Ships holding the award receive a considerable reduction in port fees at locations around the world—from Canada and Argentina to Japan and New Zealand. Additionally, several government institutions and private companies offer discounts on various products and services that help make vessels safer and greener.
The certification procedure
The scheme is open to oil and chemical tankers, liquefied natural gas and liquefied petroleum gas carriers, container ships and bulkers, and inland navigation vessels. To obtain certification, shipping companies must first submit an application to the Bureau Green Award. The Bureau reviews the documents and carries out an audit at the shipowner’s office. Should the company’s management practices conform to Green Award requirements, it will receive a Green Award Office Certificate.
Finally, a survey of the ship itself takes place. If the vessel meets the certifying body’s high standards, it will receive its award. The certificate is valid for three years, subject to annual verification. Some events, such as a pollution incident, could lead to a vessel losing its certificate. This, however, depends on the cause of the incident, the follow-up, and the corrective measures taken to prevent reoccurrence.
Meeting the requirements
The Green Award’s requirements fall into two main categories: safety and environment. To comply with its safety standards, shipowners need to prove that their vessel is seaworthy and well maintained. They must have programs in place for condition assessment, crew training, and quality management.

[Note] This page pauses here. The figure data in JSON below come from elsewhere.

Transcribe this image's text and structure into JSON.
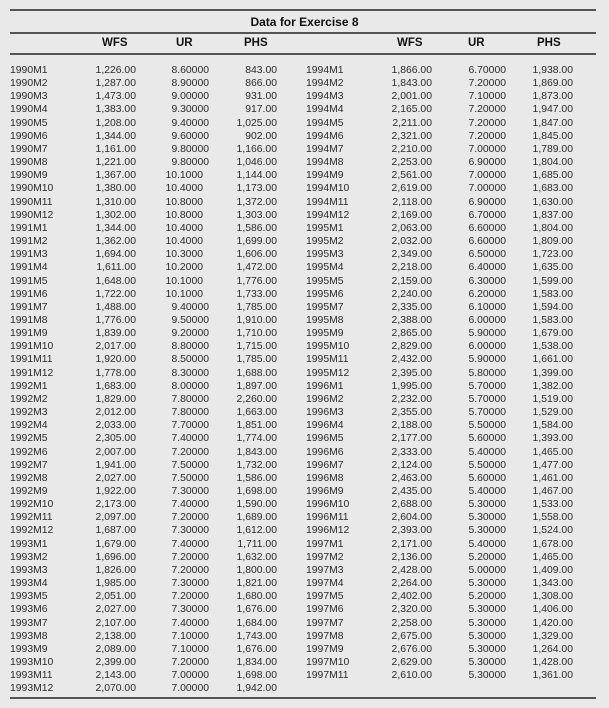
{
  "title": "Data for Exercise 8",
  "headers": [
    "WFS",
    "UR",
    "PHS"
  ],
  "left_rows": [
    [
      "1990M1",
      "1,226.00",
      "8.60000",
      "843.00"
    ],
    [
      "1990M2",
      "1,287.00",
      "8.90000",
      "866.00"
    ],
    [
      "1990M3",
      "1,473.00",
      "9.00000",
      "931.00"
    ],
    [
      "1990M4",
      "1,383.00",
      "9.30000",
      "917.00"
    ],
    [
      "1990M5",
      "1,208.00",
      "9.40000",
      "1,025.00"
    ],
    [
      "1990M6",
      "1,344.00",
      "9.60000",
      "902.00"
    ],
    [
      "1990M7",
      "1,161.00",
      "9.80000",
      "1,166.00"
    ],
    [
      "1990M8",
      "1,221.00",
      "9.80000",
      "1,046.00"
    ],
    [
      "1990M9",
      "1,367.00",
      "10.1000",
      "1,144.00"
    ],
    [
      "1990M10",
      "1,380.00",
      "10.4000",
      "1,173.00"
    ],
    [
      "1990M11",
      "1,310.00",
      "10.8000",
      "1,372.00"
    ],
    [
      "1990M12",
      "1,302.00",
      "10.8000",
      "1,303.00"
    ],
    [
      "1991M1",
      "1,344.00",
      "10.4000",
      "1,586.00"
    ],
    [
      "1991M2",
      "1,362.00",
      "10.4000",
      "1,699.00"
    ],
    [
      "1991M3",
      "1,694.00",
      "10.3000",
      "1,606.00"
    ],
    [
      "1991M4",
      "1,611.00",
      "10.2000",
      "1,472.00"
    ],
    [
      "1991M5",
      "1,648.00",
      "10.1000",
      "1,776.00"
    ],
    [
      "1991M6",
      "1,722.00",
      "10.1000",
      "1,733.00"
    ],
    [
      "1991M7",
      "1,488.00",
      "9.40000",
      "1,785.00"
    ],
    [
      "1991M8",
      "1,776.00",
      "9.50000",
      "1,910.00"
    ],
    [
      "1991M9",
      "1,839.00",
      "9.20000",
      "1,710.00"
    ],
    [
      "1991M10",
      "2,017.00",
      "8.80000",
      "1,715.00"
    ],
    [
      "1991M11",
      "1,920.00",
      "8.50000",
      "1,785.00"
    ],
    [
      "1991M12",
      "1,778.00",
      "8.30000",
      "1,688.00"
    ],
    [
      "1992M1",
      "1,683.00",
      "8.00000",
      "1,897.00"
    ],
    [
      "1992M2",
      "1,829.00",
      "7.80000",
      "2,260.00"
    ],
    [
      "1992M3",
      "2,012.00",
      "7.80000",
      "1,663.00"
    ],
    [
      "1992M4",
      "2,033.00",
      "7.70000",
      "1,851.00"
    ],
    [
      "1992M5",
      "2,305.00",
      "7.40000",
      "1,774.00"
    ],
    [
      "1992M6",
      "2,007.00",
      "7.20000",
      "1,843.00"
    ],
    [
      "1992M7",
      "1,941.00",
      "7.50000",
      "1,732.00"
    ],
    [
      "1992M8",
      "2,027.00",
      "7.50000",
      "1,586.00"
    ],
    [
      "1992M9",
      "1,922.00",
      "7.30000",
      "1,698.00"
    ],
    [
      "1992M10",
      "2,173.00",
      "7.40000",
      "1,590.00"
    ],
    [
      "1992M11",
      "2,097.00",
      "7.20000",
      "1,689.00"
    ],
    [
      "1992M12",
      "1,687.00",
      "7.30000",
      "1,612.00"
    ],
    [
      "1993M1",
      "1,679.00",
      "7.40000",
      "1,711.00"
    ],
    [
      "1993M2",
      "1,696.00",
      "7.20000",
      "1,632.00"
    ],
    [
      "1993M3",
      "1,826.00",
      "7.20000",
      "1,800.00"
    ],
    [
      "1993M4",
      "1,985.00",
      "7.30000",
      "1,821.00"
    ],
    [
      "1993M5",
      "2,051.00",
      "7.20000",
      "1,680.00"
    ],
    [
      "1993M6",
      "2,027.00",
      "7.30000",
      "1,676.00"
    ],
    [
      "1993M7",
      "2,107.00",
      "7.40000",
      "1,684.00"
    ],
    [
      "1993M8",
      "2,138.00",
      "7.10000",
      "1,743.00"
    ],
    [
      "1993M9",
      "2,089.00",
      "7.10000",
      "1,676.00"
    ],
    [
      "1993M10",
      "2,399.00",
      "7.20000",
      "1,834.00"
    ],
    [
      "1993M11",
      "2,143.00",
      "7.00000",
      "1,698.00"
    ],
    [
      "1993M12",
      "2,070.00",
      "7.00000",
      "1,942.00"
    ]
  ],
  "right_rows": [
    [
      "1994M1",
      "1,866.00",
      "6.70000",
      "1,938.00"
    ],
    [
      "1994M2",
      "1,843.00",
      "7.20000",
      "1,869.00"
    ],
    [
      "1994M3",
      "2,001.00",
      "7.10000",
      "1,873.00"
    ],
    [
      "1994M4",
      "2,165.00",
      "7.20000",
      "1,947.00"
    ],
    [
      "1994M5",
      "2,211.00",
      "7.20000",
      "1,847.00"
    ],
    [
      "1994M6",
      "2,321.00",
      "7.20000",
      "1,845.00"
    ],
    [
      "1994M7",
      "2,210.00",
      "7.00000",
      "1,789.00"
    ],
    [
      "1994M8",
      "2,253.00",
      "6.90000",
      "1,804.00"
    ],
    [
      "1994M9",
      "2,561.00",
      "7.00000",
      "1,685.00"
    ],
    [
      "1994M10",
      "2,619.00",
      "7.00000",
      "1,683.00"
    ],
    [
      "1994M11",
      "2,118.00",
      "6.90000",
      "1,630.00"
    ],
    [
      "1994M12",
      "2,169.00",
      "6.70000",
      "1,837.00"
    ],
    [
      "1995M1",
      "2,063.00",
      "6.60000",
      "1,804.00"
    ],
    [
      "1995M2",
      "2,032.00",
      "6.60000",
      "1,809.00"
    ],
    [
      "1995M3",
      "2,349.00",
      "6.50000",
      "1,723.00"
    ],
    [
      "1995M4",
      "2,218.00",
      "6.40000",
      "1,635.00"
    ],
    [
      "1995M5",
      "2,159.00",
      "6.30000",
      "1,599.00"
    ],
    [
      "1995M6",
      "2,240.00",
      "6.20000",
      "1,583.00"
    ],
    [
      "1995M7",
      "2,335.00",
      "6.10000",
      "1,594.00"
    ],
    [
      "1995M8",
      "2,388.00",
      "6.00000",
      "1,583.00"
    ],
    [
      "1995M9",
      "2,865.00",
      "5.90000",
      "1,679.00"
    ],
    [
      "1995M10",
      "2,829.00",
      "6.00000",
      "1,538.00"
    ],
    [
      "1995M11",
      "2,432.00",
      "5.90000",
      "1,661.00"
    ],
    [
      "1995M12",
      "2,395.00",
      "5.80000",
      "1,399.00"
    ],
    [
      "1996M1",
      "1,995.00",
      "5.70000",
      "1,382.00"
    ],
    [
      "1996M2",
      "2,232.00",
      "5.70000",
      "1,519.00"
    ],
    [
      "1996M3",
      "2,355.00",
      "5.70000",
      "1,529.00"
    ],
    [
      "1996M4",
      "2,188.00",
      "5.50000",
      "1,584.00"
    ],
    [
      "1996M5",
      "2,177.00",
      "5.60000",
      "1,393.00"
    ],
    [
      "1996M6",
      "2,333.00",
      "5.40000",
      "1,465.00"
    ],
    [
      "1996M7",
      "2,124.00",
      "5.50000",
      "1,477.00"
    ],
    [
      "1996M8",
      "2,463.00",
      "5.60000",
      "1,461.00"
    ],
    [
      "1996M9",
      "2,435.00",
      "5.40000",
      "1,467.00"
    ],
    [
      "1996M10",
      "2,688.00",
      "5.30000",
      "1,533.00"
    ],
    [
      "1996M11",
      "2,604.00",
      "5.30000",
      "1,558.00"
    ],
    [
      "1996M12",
      "2,393.00",
      "5.30000",
      "1,524.00"
    ],
    [
      "1997M1",
      "2,171.00",
      "5.40000",
      "1,678.00"
    ],
    [
      "1997M2",
      "2,136.00",
      "5.20000",
      "1,465.00"
    ],
    [
      "1997M3",
      "2,428.00",
      "5.00000",
      "1,409.00"
    ],
    [
      "1997M4",
      "2,264.00",
      "5.30000",
      "1,343.00"
    ],
    [
      "1997M5",
      "2,402.00",
      "5.20000",
      "1,308.00"
    ],
    [
      "1997M6",
      "2,320.00",
      "5.30000",
      "1,406.00"
    ],
    [
      "1997M7",
      "2,258.00",
      "5.30000",
      "1,420.00"
    ],
    [
      "1997M8",
      "2,675.00",
      "5.30000",
      "1,329.00"
    ],
    [
      "1997M9",
      "2,676.00",
      "5.30000",
      "1,264.00"
    ],
    [
      "1997M10",
      "2,629.00",
      "5.30000",
      "1,428.00"
    ],
    [
      "1997M11",
      "2,610.00",
      "5.30000",
      "1,361.00"
    ]
  ]
}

All ships require reliable navigation systems and well-looked-after mooring rope, while double-hulled tankers also require gas monitoring systems. Furthermore, owners of cargo ships must be able to demonstrate safe bunkering operations.
Meanwhile, adhering to the award’s environmental requirements means controlling exhaust emissions, managing waste, using antifouling systems, and ensuring that water ballast is properly treated. Aside from employing these measures—which are particularly important when navigating in sensitive areas—companies also have to demonstrate sustainable ship-breaking practices.
A helping hand
There are several solutions available that can help shipping companies achieve Green Award certification. For example, the Lincoln wire rope lubrication system increases safety in two ways. By providing effective lubrication, it helps prevent corrosion in wire ropes, making them far less likely to snap and cause an accident. And since the technology is automatic, it eliminates the need for manual greasing and thereby decreases the risk of injury. Moreover, its efficient use of lubricant means it is less harmful to the environment.
Another valuable solution is SKF BlueMon, an easy-to-use system that allows shipowners to store and visualize emission data from multiple sources. It tracks a vessel’s route and shows which rules apply in each area it enters. This helps companies conform to environmental standards wherever their ships are operating. What’s more, the technology can automatically adjust valves to control emissions. As well as benefitting the environment, this increases safety by reducing manual labor.
As shipping regulations become increasingly strict, shipowners are forced to improve the safety and reduce the environmental impact of their vessels. However, avoiding fines for non-compliance is not the only incentive for responsible shipping practices; the Green Award Foundation rewards them with financial benefits. By achieving certification, shipping companies boost their reputation and play their part in ensuring a safer, greener future for the maritime industry.